Class code (classification code)
A four digit number used to classify a specific job definition to help identify different workplace exposures.
Overtime
Occurs when an employee works more than a 40phour workweek. The additional hours worked are paid at a rate of time and one-half the employee’s regular rate of pay. Certain states may have laws providing for “double time” or may consider overtime when an employee works over 8 hours.
Gross Wage
The total amount paid by an employer to an employee. It includes the employee’s regular and overtime pay.
Straight time wages
The correct way to calculate the insured’s annual payroll figures, rather than gross wages. The insurance carriers want to know how many hours were worked (including overtime) and the payroll estimates based off of regular pay rates NOT overtime pay rates. Estimated payroll figures are the SUM of an insured’s employee straight time wages group by class code. Then the insured must calculate every employees’ straight time wage and then add them all together.
Calculating Straight Time Wage
Take gross wage and reduce it down to what it would have been if only the regular pay rate had been applied.
If the employee received time and a half (1.5 x regular pay rate), then we must divide the employees annual overtime pay by 1.5 and add the result to the regular time wages.
Loss run report
Provides insurance carriers with an insured’s specific policy period history. Insurance companies use loss run reports to better assess the risk of an insured and typically use the last five policy periods in their policy premium calculations.
Currently valued
A currently valued loss run report means the claims information has last been updated within 90 days of the policy’s expiration. Otherwise, most insurance companies would not accept the loss run report.
Paid loss
Losses paid to claimant during the reported period.
Outstanding losses
Losses reported to the insurer, but are still in the process of settlement.

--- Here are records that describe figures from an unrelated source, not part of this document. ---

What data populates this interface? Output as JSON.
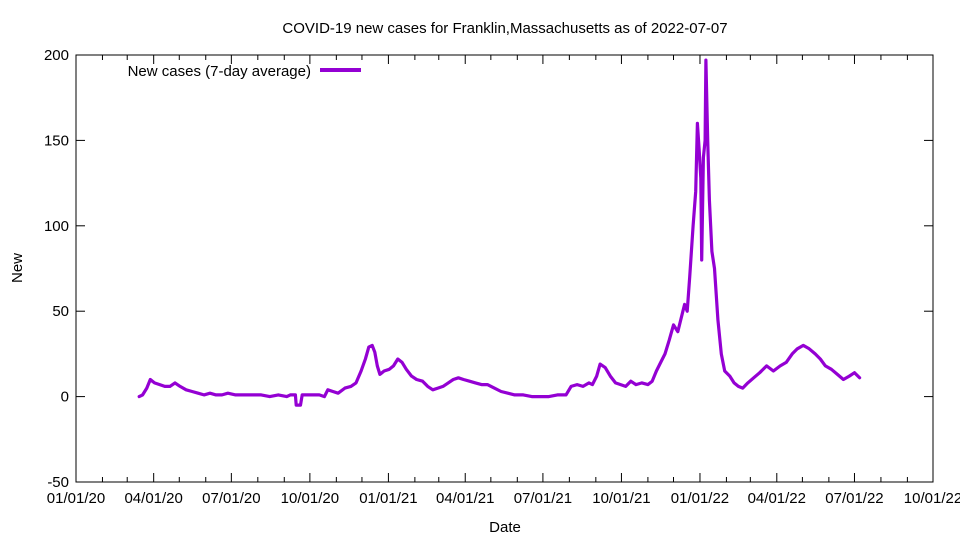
{
  "chart_data": {
    "type": "line",
    "title": "COVID-19 new cases for Franklin,Massachusetts as of 2022-07-07",
    "xlabel": "Date",
    "ylabel": "New",
    "xlim": [
      "2020-01-01",
      "2022-10-01"
    ],
    "ylim": [
      -50,
      200
    ],
    "grid": false,
    "legend_position": "top-left",
    "x_ticks": [
      "01/01/20",
      "04/01/20",
      "07/01/20",
      "10/01/20",
      "01/01/21",
      "04/01/21",
      "07/01/21",
      "10/01/21",
      "01/01/22",
      "04/01/22",
      "07/01/22",
      "10/01/22"
    ],
    "y_ticks": [
      "-50",
      "0",
      "50",
      "100",
      "150",
      "200"
    ],
    "series": [
      {
        "name": "New cases (7-day average)",
        "color": "#9400d3",
        "points": [
          [
            "2020-03-15",
            0
          ],
          [
            "2020-03-19",
            1
          ],
          [
            "2020-03-24",
            5
          ],
          [
            "2020-03-28",
            10
          ],
          [
            "2020-04-02",
            8
          ],
          [
            "2020-04-08",
            7
          ],
          [
            "2020-04-14",
            6
          ],
          [
            "2020-04-20",
            6
          ],
          [
            "2020-04-26",
            8
          ],
          [
            "2020-05-02",
            6
          ],
          [
            "2020-05-09",
            4
          ],
          [
            "2020-05-16",
            3
          ],
          [
            "2020-05-23",
            2
          ],
          [
            "2020-05-30",
            1
          ],
          [
            "2020-06-06",
            2
          ],
          [
            "2020-06-13",
            1
          ],
          [
            "2020-06-20",
            1
          ],
          [
            "2020-06-27",
            2
          ],
          [
            "2020-07-06",
            1
          ],
          [
            "2020-07-16",
            1
          ],
          [
            "2020-07-26",
            1
          ],
          [
            "2020-08-05",
            1
          ],
          [
            "2020-08-15",
            0
          ],
          [
            "2020-08-25",
            1
          ],
          [
            "2020-09-04",
            0
          ],
          [
            "2020-09-08",
            1
          ],
          [
            "2020-09-14",
            1
          ],
          [
            "2020-09-15",
            -5
          ],
          [
            "2020-09-20",
            -5
          ],
          [
            "2020-09-22",
            1
          ],
          [
            "2020-10-02",
            1
          ],
          [
            "2020-10-12",
            1
          ],
          [
            "2020-10-18",
            0
          ],
          [
            "2020-10-22",
            4
          ],
          [
            "2020-10-28",
            3
          ],
          [
            "2020-11-03",
            2
          ],
          [
            "2020-11-11",
            5
          ],
          [
            "2020-11-18",
            6
          ],
          [
            "2020-11-24",
            8
          ],
          [
            "2020-11-30",
            15
          ],
          [
            "2020-12-05",
            22
          ],
          [
            "2020-12-09",
            29
          ],
          [
            "2020-12-13",
            30
          ],
          [
            "2020-12-16",
            26
          ],
          [
            "2020-12-19",
            18
          ],
          [
            "2020-12-22",
            13
          ],
          [
            "2020-12-27",
            15
          ],
          [
            "2021-01-02",
            16
          ],
          [
            "2021-01-07",
            18
          ],
          [
            "2021-01-12",
            22
          ],
          [
            "2021-01-17",
            20
          ],
          [
            "2021-01-22",
            16
          ],
          [
            "2021-01-28",
            12
          ],
          [
            "2021-02-03",
            10
          ],
          [
            "2021-02-10",
            9
          ],
          [
            "2021-02-16",
            6
          ],
          [
            "2021-02-22",
            4
          ],
          [
            "2021-02-28",
            5
          ],
          [
            "2021-03-06",
            6
          ],
          [
            "2021-03-12",
            8
          ],
          [
            "2021-03-18",
            10
          ],
          [
            "2021-03-24",
            11
          ],
          [
            "2021-03-30",
            10
          ],
          [
            "2021-04-06",
            9
          ],
          [
            "2021-04-13",
            8
          ],
          [
            "2021-04-20",
            7
          ],
          [
            "2021-04-27",
            7
          ],
          [
            "2021-05-05",
            5
          ],
          [
            "2021-05-13",
            3
          ],
          [
            "2021-05-21",
            2
          ],
          [
            "2021-05-29",
            1
          ],
          [
            "2021-06-08",
            1
          ],
          [
            "2021-06-18",
            0
          ],
          [
            "2021-06-28",
            0
          ],
          [
            "2021-07-08",
            0
          ],
          [
            "2021-07-18",
            1
          ],
          [
            "2021-07-28",
            1
          ],
          [
            "2021-08-03",
            6
          ],
          [
            "2021-08-10",
            7
          ],
          [
            "2021-08-17",
            6
          ],
          [
            "2021-08-24",
            8
          ],
          [
            "2021-08-28",
            7
          ],
          [
            "2021-09-02",
            12
          ],
          [
            "2021-09-06",
            19
          ],
          [
            "2021-09-12",
            17
          ],
          [
            "2021-09-18",
            12
          ],
          [
            "2021-09-24",
            8
          ],
          [
            "2021-09-30",
            7
          ],
          [
            "2021-10-06",
            6
          ],
          [
            "2021-10-12",
            9
          ],
          [
            "2021-10-18",
            7
          ],
          [
            "2021-10-25",
            8
          ],
          [
            "2021-11-01",
            7
          ],
          [
            "2021-11-06",
            9
          ],
          [
            "2021-11-11",
            15
          ],
          [
            "2021-11-16",
            20
          ],
          [
            "2021-11-21",
            25
          ],
          [
            "2021-11-26",
            33
          ],
          [
            "2021-12-01",
            42
          ],
          [
            "2021-12-06",
            38
          ],
          [
            "2021-12-10",
            46
          ],
          [
            "2021-12-14",
            54
          ],
          [
            "2021-12-17",
            50
          ],
          [
            "2021-12-20",
            70
          ],
          [
            "2021-12-24",
            100
          ],
          [
            "2021-12-27",
            120
          ],
          [
            "2021-12-29",
            160
          ],
          [
            "2021-12-31",
            145
          ],
          [
            "2022-01-02",
            128
          ],
          [
            "2022-01-03",
            80
          ],
          [
            "2022-01-05",
            140
          ],
          [
            "2022-01-07",
            150
          ],
          [
            "2022-01-08",
            197
          ],
          [
            "2022-01-10",
            150
          ],
          [
            "2022-01-12",
            115
          ],
          [
            "2022-01-15",
            85
          ],
          [
            "2022-01-18",
            75
          ],
          [
            "2022-01-22",
            45
          ],
          [
            "2022-01-26",
            25
          ],
          [
            "2022-01-30",
            15
          ],
          [
            "2022-02-05",
            12
          ],
          [
            "2022-02-10",
            8
          ],
          [
            "2022-02-15",
            6
          ],
          [
            "2022-02-20",
            5
          ],
          [
            "2022-02-26",
            8
          ],
          [
            "2022-03-05",
            11
          ],
          [
            "2022-03-12",
            14
          ],
          [
            "2022-03-20",
            18
          ],
          [
            "2022-03-28",
            15
          ],
          [
            "2022-04-05",
            18
          ],
          [
            "2022-04-12",
            20
          ],
          [
            "2022-04-19",
            25
          ],
          [
            "2022-04-25",
            28
          ],
          [
            "2022-05-02",
            30
          ],
          [
            "2022-05-09",
            28
          ],
          [
            "2022-05-16",
            25
          ],
          [
            "2022-05-22",
            22
          ],
          [
            "2022-05-28",
            18
          ],
          [
            "2022-06-04",
            16
          ],
          [
            "2022-06-11",
            13
          ],
          [
            "2022-06-18",
            10
          ],
          [
            "2022-06-25",
            12
          ],
          [
            "2022-07-01",
            14
          ],
          [
            "2022-07-07",
            11
          ]
        ]
      }
    ]
  }
}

Incurred losses (incurred)
= paid losses + outstanding losses
Permanent Disability (PD)
A class of workers compensation disability in which the injured employee is in apple of ever working again at any employment. Under most statues, the employee will receive weekly wages for life.
Vocational Rehab (VR)
Part of the rehabilitation process which focuses on restoring a person’s physical and/or mental work performance capacity.